After expansion and conversion to lowercase:
i do not think albert will come. i think he said he would not.
After tokenization, use the following regex to define tokens:
([^\W_]+)|([,.;:?!]+)
(Tokens will be words, numbers and punctuation signs).token_dictionary = { 'i': 1, 'do': 2, 'not': 3, 'think': 4, 'albert': 5, 'will': 6, 'come': 7, '.': 8, 'he': 9, 'said': 10, 'would': 11 } tokenized_text = [-1, 1, 2, 3, 4, 5, 6, 7, 8, 1, 4, 9, 10, 9, 11, 3, -2]
Wait, what are those -1
and -2
doing at the beginning and the end of the list? Well, they are special tokens reserved to mark just that: when a sentence starts and when it ends.
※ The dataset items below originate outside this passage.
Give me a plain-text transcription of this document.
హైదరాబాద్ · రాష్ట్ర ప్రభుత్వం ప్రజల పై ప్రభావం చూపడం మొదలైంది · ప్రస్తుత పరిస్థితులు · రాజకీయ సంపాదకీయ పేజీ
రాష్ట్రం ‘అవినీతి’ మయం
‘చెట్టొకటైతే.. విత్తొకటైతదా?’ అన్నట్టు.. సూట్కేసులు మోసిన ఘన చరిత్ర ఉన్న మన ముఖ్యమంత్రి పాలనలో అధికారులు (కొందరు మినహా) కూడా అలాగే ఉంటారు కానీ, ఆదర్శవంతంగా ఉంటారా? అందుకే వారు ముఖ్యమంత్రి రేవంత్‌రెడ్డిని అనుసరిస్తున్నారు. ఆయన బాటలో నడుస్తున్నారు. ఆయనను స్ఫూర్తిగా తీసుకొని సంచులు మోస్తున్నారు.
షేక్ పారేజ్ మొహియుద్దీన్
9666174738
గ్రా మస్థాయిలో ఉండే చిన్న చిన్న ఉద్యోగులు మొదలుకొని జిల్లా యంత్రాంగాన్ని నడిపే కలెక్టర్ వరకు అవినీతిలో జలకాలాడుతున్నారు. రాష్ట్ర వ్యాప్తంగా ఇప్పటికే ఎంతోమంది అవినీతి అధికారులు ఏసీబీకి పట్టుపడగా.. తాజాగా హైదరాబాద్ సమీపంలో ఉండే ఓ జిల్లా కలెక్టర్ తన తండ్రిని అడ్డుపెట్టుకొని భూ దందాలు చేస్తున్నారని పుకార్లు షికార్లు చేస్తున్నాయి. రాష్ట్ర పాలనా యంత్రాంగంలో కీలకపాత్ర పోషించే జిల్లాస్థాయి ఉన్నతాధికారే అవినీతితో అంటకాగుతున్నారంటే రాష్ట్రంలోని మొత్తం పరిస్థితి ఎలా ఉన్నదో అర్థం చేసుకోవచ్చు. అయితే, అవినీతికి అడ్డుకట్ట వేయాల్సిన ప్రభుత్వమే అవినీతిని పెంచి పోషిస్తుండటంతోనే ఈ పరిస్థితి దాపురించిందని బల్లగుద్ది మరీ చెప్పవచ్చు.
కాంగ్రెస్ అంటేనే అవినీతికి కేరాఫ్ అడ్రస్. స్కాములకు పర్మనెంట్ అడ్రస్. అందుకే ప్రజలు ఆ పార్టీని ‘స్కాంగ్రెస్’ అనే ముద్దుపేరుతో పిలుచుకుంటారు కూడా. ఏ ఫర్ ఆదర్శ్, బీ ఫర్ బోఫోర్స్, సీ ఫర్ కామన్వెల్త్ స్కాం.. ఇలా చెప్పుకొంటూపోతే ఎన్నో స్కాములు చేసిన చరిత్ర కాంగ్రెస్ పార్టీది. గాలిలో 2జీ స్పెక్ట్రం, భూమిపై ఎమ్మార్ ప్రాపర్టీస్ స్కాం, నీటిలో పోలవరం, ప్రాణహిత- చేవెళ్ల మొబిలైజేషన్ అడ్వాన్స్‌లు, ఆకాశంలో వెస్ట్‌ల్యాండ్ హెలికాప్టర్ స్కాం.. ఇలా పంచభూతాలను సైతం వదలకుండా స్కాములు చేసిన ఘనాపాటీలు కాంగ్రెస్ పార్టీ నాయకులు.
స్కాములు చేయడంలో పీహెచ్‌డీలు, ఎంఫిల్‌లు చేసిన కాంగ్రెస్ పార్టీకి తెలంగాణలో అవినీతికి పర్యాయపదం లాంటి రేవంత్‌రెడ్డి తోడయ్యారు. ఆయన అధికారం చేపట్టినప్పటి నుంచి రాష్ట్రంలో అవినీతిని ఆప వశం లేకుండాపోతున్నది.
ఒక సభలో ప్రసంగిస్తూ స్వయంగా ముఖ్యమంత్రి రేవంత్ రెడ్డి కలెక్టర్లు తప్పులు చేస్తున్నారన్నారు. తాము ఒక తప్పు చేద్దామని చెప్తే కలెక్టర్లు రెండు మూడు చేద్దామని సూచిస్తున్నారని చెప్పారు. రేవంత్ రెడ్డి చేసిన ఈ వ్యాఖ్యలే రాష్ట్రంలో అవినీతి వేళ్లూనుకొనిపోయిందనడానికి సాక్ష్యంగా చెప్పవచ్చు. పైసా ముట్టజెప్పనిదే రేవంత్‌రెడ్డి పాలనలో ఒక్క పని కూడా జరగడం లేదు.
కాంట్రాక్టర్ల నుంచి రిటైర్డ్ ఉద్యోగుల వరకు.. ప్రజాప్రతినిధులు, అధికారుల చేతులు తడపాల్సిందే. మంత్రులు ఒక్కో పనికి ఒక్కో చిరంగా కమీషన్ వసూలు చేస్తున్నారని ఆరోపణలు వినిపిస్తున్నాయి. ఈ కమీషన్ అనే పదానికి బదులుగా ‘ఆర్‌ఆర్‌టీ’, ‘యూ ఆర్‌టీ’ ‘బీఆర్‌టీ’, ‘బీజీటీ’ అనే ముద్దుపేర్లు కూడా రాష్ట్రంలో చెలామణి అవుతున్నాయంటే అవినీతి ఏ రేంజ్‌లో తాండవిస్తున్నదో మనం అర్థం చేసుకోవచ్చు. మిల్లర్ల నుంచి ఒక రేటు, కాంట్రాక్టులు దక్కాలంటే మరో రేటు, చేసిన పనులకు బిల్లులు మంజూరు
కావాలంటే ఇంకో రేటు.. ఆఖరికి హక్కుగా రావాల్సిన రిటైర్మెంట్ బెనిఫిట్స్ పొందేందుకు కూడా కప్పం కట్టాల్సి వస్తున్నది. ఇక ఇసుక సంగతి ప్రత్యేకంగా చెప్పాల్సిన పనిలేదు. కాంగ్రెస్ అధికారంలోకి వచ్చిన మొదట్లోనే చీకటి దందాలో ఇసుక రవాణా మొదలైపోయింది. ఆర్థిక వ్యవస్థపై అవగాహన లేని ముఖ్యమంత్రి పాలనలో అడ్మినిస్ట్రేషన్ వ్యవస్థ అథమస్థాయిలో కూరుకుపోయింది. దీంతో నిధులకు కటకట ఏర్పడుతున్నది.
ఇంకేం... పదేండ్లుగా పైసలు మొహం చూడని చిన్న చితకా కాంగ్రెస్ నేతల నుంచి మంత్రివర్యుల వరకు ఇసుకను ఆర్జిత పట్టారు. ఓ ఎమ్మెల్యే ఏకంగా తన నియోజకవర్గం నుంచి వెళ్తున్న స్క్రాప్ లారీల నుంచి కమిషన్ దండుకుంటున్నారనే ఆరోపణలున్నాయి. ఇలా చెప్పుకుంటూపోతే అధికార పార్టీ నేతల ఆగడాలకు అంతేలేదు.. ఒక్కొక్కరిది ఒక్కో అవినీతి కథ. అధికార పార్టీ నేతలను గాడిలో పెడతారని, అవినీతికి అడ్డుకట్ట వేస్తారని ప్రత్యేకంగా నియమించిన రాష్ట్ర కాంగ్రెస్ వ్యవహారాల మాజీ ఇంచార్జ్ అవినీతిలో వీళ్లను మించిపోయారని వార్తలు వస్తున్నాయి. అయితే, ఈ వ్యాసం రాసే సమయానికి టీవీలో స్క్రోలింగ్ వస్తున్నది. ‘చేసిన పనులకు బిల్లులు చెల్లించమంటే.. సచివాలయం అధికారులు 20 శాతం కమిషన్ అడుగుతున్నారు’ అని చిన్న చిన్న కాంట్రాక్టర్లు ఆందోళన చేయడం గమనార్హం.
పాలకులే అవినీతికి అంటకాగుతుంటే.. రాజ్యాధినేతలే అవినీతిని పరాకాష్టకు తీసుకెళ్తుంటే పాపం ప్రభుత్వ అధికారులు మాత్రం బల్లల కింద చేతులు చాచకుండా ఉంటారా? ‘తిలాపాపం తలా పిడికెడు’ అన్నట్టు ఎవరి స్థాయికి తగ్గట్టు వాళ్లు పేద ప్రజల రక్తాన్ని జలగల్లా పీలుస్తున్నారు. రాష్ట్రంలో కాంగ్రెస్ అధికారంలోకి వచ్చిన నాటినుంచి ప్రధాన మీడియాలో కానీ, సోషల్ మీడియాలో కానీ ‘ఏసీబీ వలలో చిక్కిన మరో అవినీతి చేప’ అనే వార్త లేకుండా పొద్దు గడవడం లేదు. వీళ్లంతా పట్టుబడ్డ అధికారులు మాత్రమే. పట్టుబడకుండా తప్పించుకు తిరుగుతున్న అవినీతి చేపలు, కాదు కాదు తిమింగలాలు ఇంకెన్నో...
They will be important when generating sentences with the chain.
Make a list of words and their followers
Now that we have a list with the tokenized text, we have to iterate it storing the number of appearances of each word and the frequency that other words appear after it:
build_markov(tokenized_text):
appearances = {}
matrix = {}
it = 1
while it < tokenized_text.length
current = tokenized_text[it - 1]
next = tokenized_text[it]
// EXISTING WORD
if current in appearances.keys
appearances[current]++
// EXISTING PAIR
if next in matrix[current].keys
matrix[current][next]++
// NEW PAIR
else
matrix[current] = {next: 1}
// NEW WORD
else
appearances[current] = 1
matrix[current] = {next: 1}
it = it + 1
// FINALLY, NORMALIZE THE PROBABILITIES
for word in matrix.keys
for follower in matrix[word].keys
matrix[word][follower] = matrix[word][follower] / appearances[word]
return matrix
And your Markov chain would be ready to use!
Generating text from the chain
Now, to generate the chain we will need a roulette selection function to pick an element from a word-probability dictionary.
roulette (words):
selection = random_number() // floating between 0 and 1
for candidate in words.keys
probability = words[candidate]
selection = selection - probability
if selection < 0
return candidate
And now, using that function we can use the Markov chain to generate a new word token given the previous:
generate_next_token (matrix, token):
return roulette(matrix[token])
Remember the special tokens -1
and -2
? This is where they come in handy. Using them we are able to make the function that generates a full sentence:
generate_sentence_tokens (matrix):
tokens = [-1]
while tokens.last != -2
tokens.push(generate_next_token(matrix, token.last))
return tokens
Finally, we just have to translate back tokens to words, ignoring the first and the last ones. You might also want to do some postprocessing to put uppercase where is due and fix the whitespaces, for example before punctuation signs. I leave that to you.
Conclusion
The pseudo-code I've shown here works for a first order Markov chain. In the next posts, I will explain how to do a chain of order N and implement it in several languages. I hope you found this useful, please leave your thoughts in the comments!